Comparative Analysis of Accuracy and Training Time

Indoor Localization

The performance of MambaLoc is evaluated using the 7-Scenes indoor camera localization dataset. MambaLoc achieves state-of-the-art accuracy in average translation accuracy, with results on par with the best-performing methods. Notably, this level of accuracy is achieved in a single training phase, unlike methods such as TransPoseNet, which require additional fine-tuning stages.

Outdoor Localization

MambaLoc is further evaluated on four outdoor scenes from the Cambridge Landmarks dataset. The model demonstrates significantly greater training efficiency while still achieving pose estimation accuracy comparable to state-of-the-art methods. This level of accuracy is achieved in a single training phase, without the need for additional fine-tuning stages.

Evaluation of the Generalization Capability of GIS

The effectiveness of the GIS as a versatile module for enhancing existing end-to-end localization models is evaluated using the 7Scenes indoor dataset. The addition of the GIS improves the average translation and rotation accuracy across all models and increases the average training speed. The GIS also enhances the robustness of various Absolute Pose Regression (APR) methods on extremely sparse training sets.

Performance Evaluation of MambaLoc Deployment on Terminal Devices

To address the challenge of deploying networks with typically large parameter sizes in hardware-constrained mobile environments, a hybrid knowledge distillation method is employed. This method integrates feature-based and logits-based techniques to deploy MambaLoc on terminal devices, enabling rapid local image processing.

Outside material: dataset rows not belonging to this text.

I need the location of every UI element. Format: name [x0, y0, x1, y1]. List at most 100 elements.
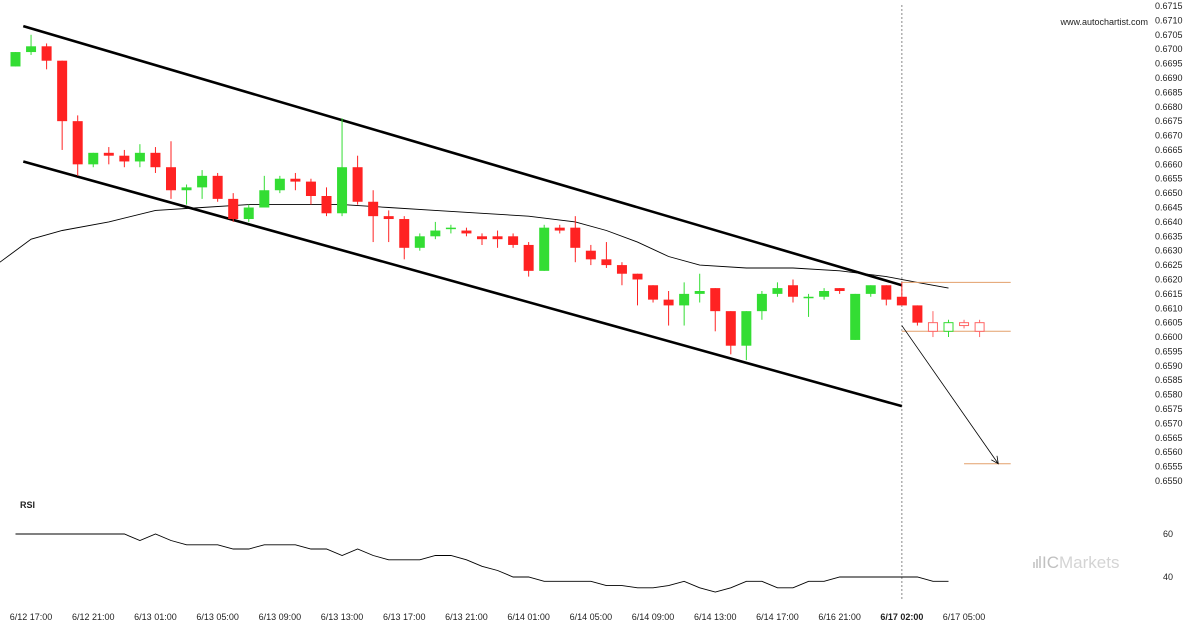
candle-body	[896, 296, 907, 306]
candle	[788, 279, 798, 303]
candle	[321, 187, 332, 217]
candle	[601, 242, 612, 268]
y-tick-label: 0.6590	[1155, 361, 1183, 371]
x-tick-label: 6/13 17:00	[383, 612, 426, 622]
y-tick-label: 0.6705	[1155, 30, 1183, 40]
candle-body	[305, 181, 316, 196]
candle-body	[554, 227, 565, 231]
candle	[585, 244, 596, 266]
y-tick-label: 0.6585	[1155, 375, 1183, 385]
x-tick-label: 6/17 05:00	[943, 612, 986, 622]
candle-body	[850, 293, 861, 340]
candle-body	[508, 236, 519, 245]
candle-body	[927, 322, 938, 332]
candle-body	[725, 311, 736, 346]
candle-body	[788, 285, 798, 297]
candle	[523, 242, 534, 277]
candle-body	[741, 311, 752, 346]
forecast-arrow-line	[901, 325, 999, 464]
candle-body	[881, 285, 892, 300]
x-tick-label: 6/12 21:00	[72, 612, 115, 622]
candle	[212, 172, 223, 202]
candle	[803, 293, 814, 317]
candle-body	[368, 201, 379, 217]
y-tick-label: 0.6575	[1155, 404, 1183, 414]
candle	[445, 224, 456, 234]
candle-body	[865, 285, 876, 294]
candle	[41, 43, 52, 70]
candle	[305, 178, 316, 205]
candle	[72, 115, 83, 176]
channel-lower-line	[22, 160, 903, 408]
y-tick-label: 0.6620	[1155, 274, 1183, 284]
candle-body	[756, 293, 767, 312]
candle-body	[710, 288, 721, 312]
candle	[414, 233, 425, 251]
y-tick-label: 0.6635	[1155, 231, 1183, 241]
y-tick-label: 0.6640	[1155, 217, 1183, 227]
candle	[134, 144, 145, 168]
projected-candle	[927, 311, 938, 338]
x-tick-label: 6/17 02:00	[880, 612, 923, 622]
candle-body	[803, 296, 814, 299]
candle-body	[601, 259, 612, 266]
candle-body	[959, 322, 970, 327]
candle-body	[228, 198, 239, 220]
candle-body	[523, 244, 534, 271]
candle-body	[414, 236, 425, 248]
candle	[243, 204, 254, 222]
y-tick-label: 0.6615	[1155, 289, 1183, 299]
candle-body	[648, 285, 659, 300]
y-tick-label: 0.6710	[1155, 15, 1183, 25]
candle	[648, 285, 659, 303]
candle-body	[26, 46, 37, 53]
y-tick-label: 0.6630	[1155, 246, 1183, 256]
candle-body	[943, 322, 954, 332]
y-tick-label: 0.6680	[1155, 102, 1183, 112]
candle-body	[819, 291, 830, 297]
candle	[337, 118, 348, 217]
y-tick-label: 0.6580	[1155, 390, 1183, 400]
candle-body	[492, 236, 503, 240]
candle-body	[570, 227, 581, 248]
candle	[103, 147, 114, 165]
candle	[88, 152, 99, 168]
y-tick-label: 0.6655	[1155, 174, 1183, 184]
candle	[710, 288, 721, 332]
candle	[694, 273, 705, 303]
candle	[228, 193, 239, 222]
watermark-text: www.autochartist.com	[1059, 17, 1148, 27]
candle	[259, 175, 270, 208]
y-tick-label: 0.6565	[1155, 433, 1183, 443]
candle-body	[430, 230, 441, 237]
candle-body	[679, 293, 690, 306]
brand-mark-icon	[1033, 556, 1041, 568]
candle	[616, 262, 627, 286]
candle	[430, 221, 441, 240]
brand-name: Markets	[1059, 553, 1119, 572]
candle	[197, 170, 208, 199]
candle	[508, 233, 519, 248]
y-tick-label: 0.6550	[1155, 476, 1183, 486]
projected-candle	[974, 319, 985, 338]
rsi-tick-label: 40	[1163, 572, 1173, 582]
x-tick-label: 6/13 09:00	[259, 612, 302, 622]
y-tick-label: 0.6715	[1155, 1, 1183, 11]
candle-body	[259, 190, 270, 208]
candle-body	[88, 152, 99, 165]
candle	[57, 60, 68, 150]
candle	[741, 311, 752, 361]
y-tick-label: 0.6675	[1155, 116, 1183, 126]
x-tick-label: 6/13 05:00	[196, 612, 239, 622]
projected-candle	[959, 319, 970, 329]
x-tick-label: 6/14 13:00	[694, 612, 737, 622]
candle	[461, 227, 472, 237]
candle	[383, 210, 394, 243]
candle	[477, 233, 487, 245]
y-tick-label: 0.6665	[1155, 145, 1183, 155]
candle	[166, 141, 176, 199]
candle	[181, 184, 192, 205]
price-panel	[0, 5, 1011, 600]
y-tick-label: 0.6690	[1155, 73, 1183, 83]
candle	[352, 155, 363, 205]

Ablation Study on the Effectiveness of GIS

An ablation study compares pose estimation accuracy, total training time, and average inference time per frame across three models: MambaLoc with the GIS, MambaLoc with the Classical Mamba Block, and MambaLoc without any Mamba or GIS. The GIS module significantly accelerates training speed without a substantial compromise in pose estimation accuracy.

Overall Conclusion

MambaLoc represents a significant advancement in visual localization, addressing the critical challenge of achieving reliable positioning in terminal devices and edge-cloud IoT systems. By leveraging the selective state space (SSM) model, MambaLoc achieves high training efficiency and robustness in sparse data environments. The introduction of the Global Information Selector (GIS) further enhances the model’s performance, enabling effective global feature extraction and accelerating convergence. Comprehensive experimental validation demonstrates MambaLoc’s potential as a robust and efficient solution for visual localization, enhancing location services for terminal devices and edge-cloud IoT systems.